Одним словом, Василий Петрович Волосатов жил в Детском Селе вместе со своей семьей.
Жена Екатерина Сергеевна, пятидесяти лет, сын Николаша, девятнадцати лет, и, наконец, дочка, взрослая девица, научный работник и литературовед, Лидия, или, проще, Лида – вот какова была семья у нашего стареющего профессора.
Его, между прочим, называли в семье не Вася, и не папа, и не Василий Петрович, его называли очень странно и даже несколько необычно, его называли Василек.
– Вот и Василек приехал, – говорила Лида, увидев папу.
– Василек, иди обедать, – звала супруга. И даже домработница, правда конфузясь, называла его за глаза Васильком, хихикая при этом и покачивая головой, – дескать, выдумали, черти, бесятся от излишнего жиру.
Это миленькое и радостное наименование чрезвычайно не подходило к стареющему, обрюзгшему человеку, потерявшему сияние молодости и свежести.
Автор не знает, как возникло это имя. Быть может, сердобольная мама, нежно целуя и лаская миленького ребенка, ужаснулась вдруг простоте имени и стала называть его этим забавным уменьшительным аллегорическим словом. Но скорей всего, хочется думать, так назвала его собственная супруга в счастливые годы молодости и юности. Быть может, они только что поженились. Быть может, они сидели на балконе и глядели на море и на закат солнца. Чудный воздух струится. Темнеющее небо без одного облачка. Прибой моря. Парус где-то далеко.

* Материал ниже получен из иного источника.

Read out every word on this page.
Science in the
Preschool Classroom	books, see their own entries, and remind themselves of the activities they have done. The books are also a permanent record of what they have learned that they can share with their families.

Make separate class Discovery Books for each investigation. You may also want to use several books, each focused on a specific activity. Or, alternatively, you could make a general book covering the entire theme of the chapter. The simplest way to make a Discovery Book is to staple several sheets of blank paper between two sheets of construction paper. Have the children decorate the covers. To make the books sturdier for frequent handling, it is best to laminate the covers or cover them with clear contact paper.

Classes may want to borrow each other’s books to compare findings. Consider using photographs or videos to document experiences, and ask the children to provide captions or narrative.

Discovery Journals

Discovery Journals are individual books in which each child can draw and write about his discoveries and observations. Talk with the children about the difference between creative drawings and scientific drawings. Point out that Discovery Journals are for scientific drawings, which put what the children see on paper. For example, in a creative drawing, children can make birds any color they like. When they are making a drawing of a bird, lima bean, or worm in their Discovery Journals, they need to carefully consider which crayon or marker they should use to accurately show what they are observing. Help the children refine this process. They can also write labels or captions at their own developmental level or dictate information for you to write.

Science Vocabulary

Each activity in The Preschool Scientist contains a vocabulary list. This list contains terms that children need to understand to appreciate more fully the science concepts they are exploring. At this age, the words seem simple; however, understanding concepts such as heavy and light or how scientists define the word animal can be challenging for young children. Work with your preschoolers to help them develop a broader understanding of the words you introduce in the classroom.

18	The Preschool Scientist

Ах, автору живо представляется эта счастливая картина!
Они сидят на балконе и любуются красотой природы. Ему двадцать три года, ей двадцать.
Он крепкой загоревшей рукой обнимает ее тонкий стан. Она, склонившись головкой, полулежит на его плече. Ей чудно и хорошо. Жизнь кажется волшебной сказкой. Рядом сидящий муж – древним героем, ведущим ее к неслыханным идеалам и к удивительной жизни. Помимо заката, ей, быть может, добавочно рисуются какие-нибудь там цветки, мотыльки, жучки, какое-нибудь там поле, даль, васильки, тюльпаны и белые лилии.
Она томно закрывает глаза. Муж бормочет ей нежные слова, называя ее Катюшечкой и мамулечкой. Вдруг, капризно надув губки, она восклицает, поглядев на мужа:
– Как глупо, что тебя назвали – Вася. Это прозаично, Вася, Васюк, Василий… Так было бы хорошо, если б у тебя было имя Митя или там Петя. А то – Вася.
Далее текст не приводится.